I’d assume at least some Tomb-Colonists are former Londoners.
And the Koloman team is lead by an engineer from Birmingham, of all places.
Also, from the geographical hints given I’d say the Koloman Republic definitely comprises (in modern terms) Austria, Slovenia and parts of northern Italy, with the port of Trieste their only access to the sea (“the mouth of the Adriatic”).
edit: Though the mention of canals suggests it might reach as far as Venice.
I guess it could also refer to Prague though.

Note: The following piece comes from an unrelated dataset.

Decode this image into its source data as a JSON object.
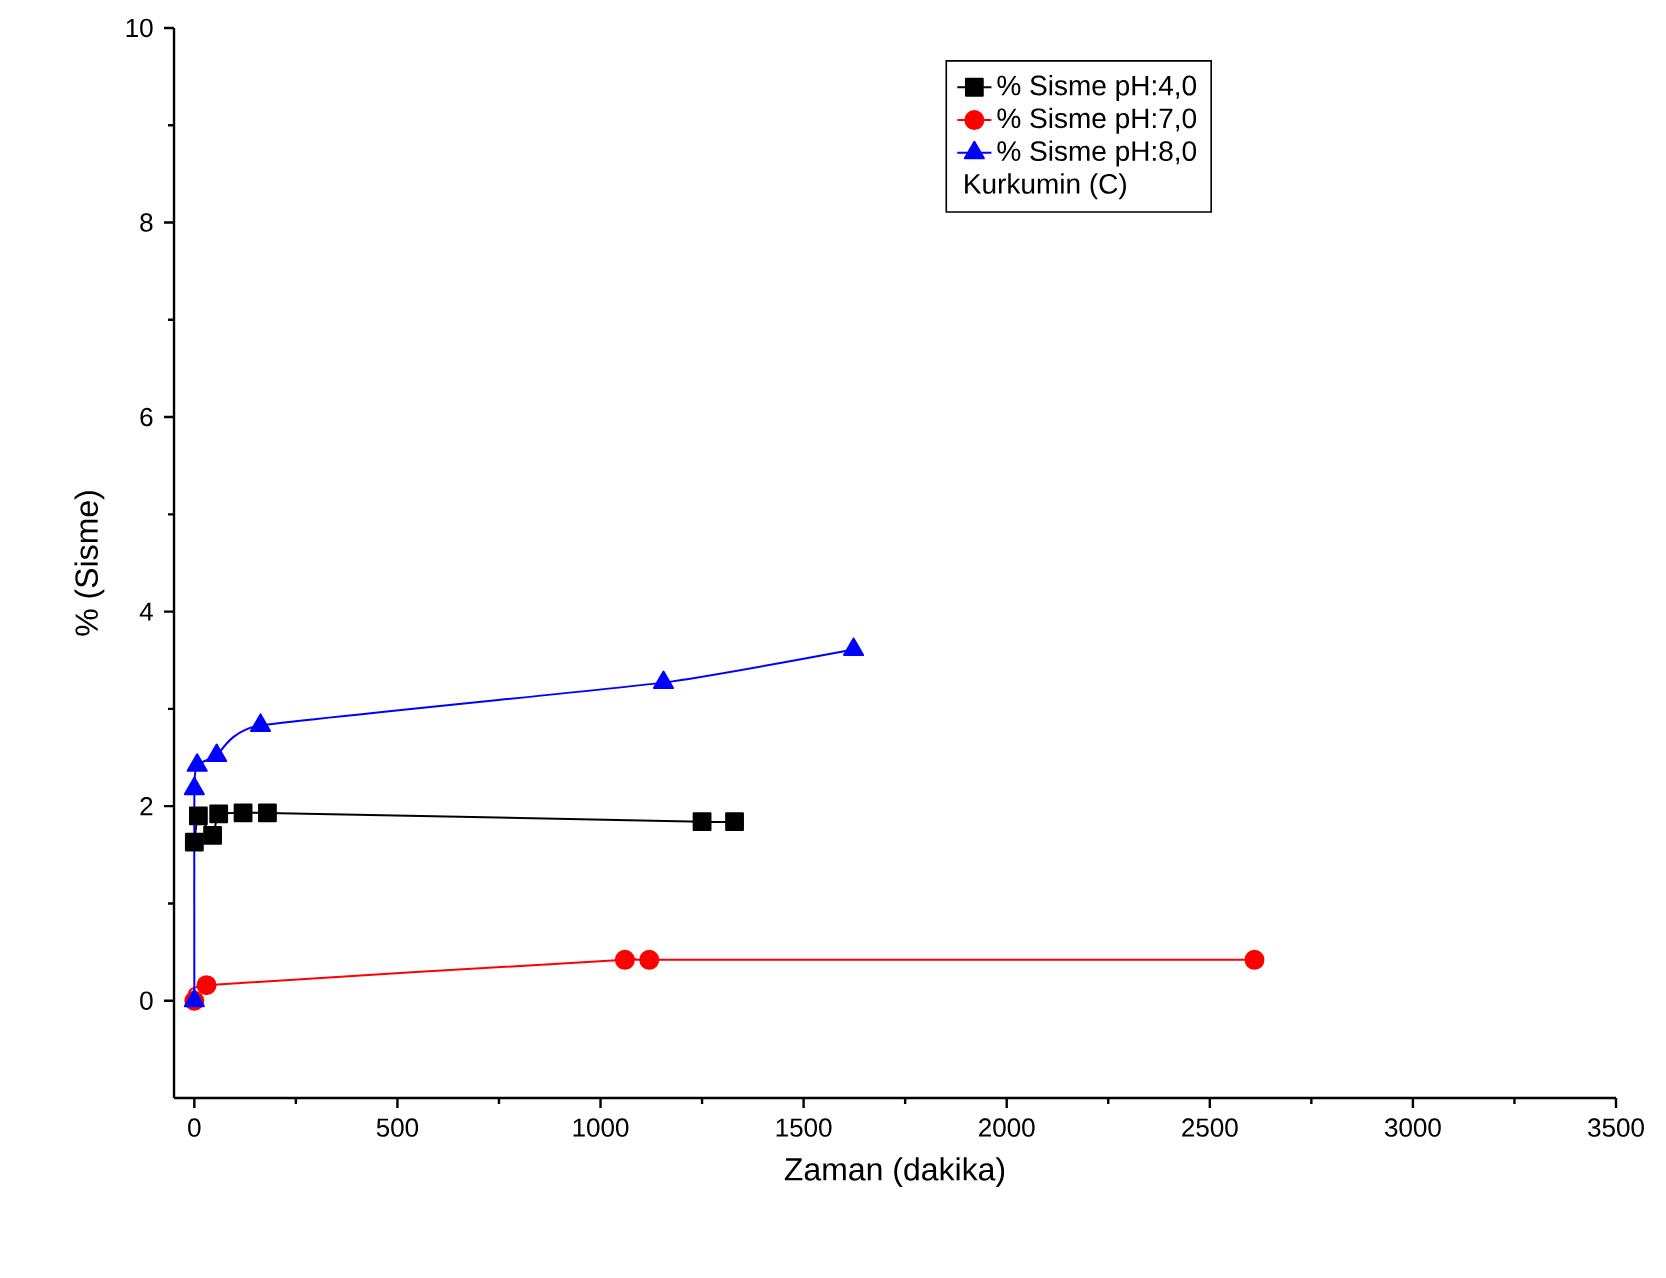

Casing (from Parabola)? Maybe? The research project doesn’t look like it pays off anywhere close to enough for the actions required (my main’s getting 400 from the basic action, and only 3750 for turning in the research, which at 550 research required isn’t a 10-action grind).
I think the optimal grind is to have enough materials stockpiled to do the halfway contribution three times when it unlocks, and then casing sourced in Parabola. That’s depending on how much the limited to three times option actually pays out, of course.
One Koloman Republic character mentioned (Ursula die Landsknecht) has an impossible name.
Ursula is feminine, die is the feminine article, but Landsknecht is masculine. There is no possible combination, since the opposite of Knecht (churl, male servant) would not be Knechtin, but Magd. But there is no Landsmagd.
Cringeworthy. Should have checked with a native speaker.
Landsknecht is actually a separate thing from a churl (which is a word I read for the first time today, after reading english fantasy literature for 25 years…) altogether, referring to a fairly narrow type of mercenary during a fairly narrow timeframe, long before 1902. Sorry, 1899. Historically, there is no female form of the Landsknecht (at least not in word), though I faintly remember sources (my grandfather probably) claiming, that historical warfare was not the man-exclusive thing media teach us today. It might be absolutely intentional (on the authors and/or the characters part) to clash the noun with the pronoun. Think of it as reverse drag.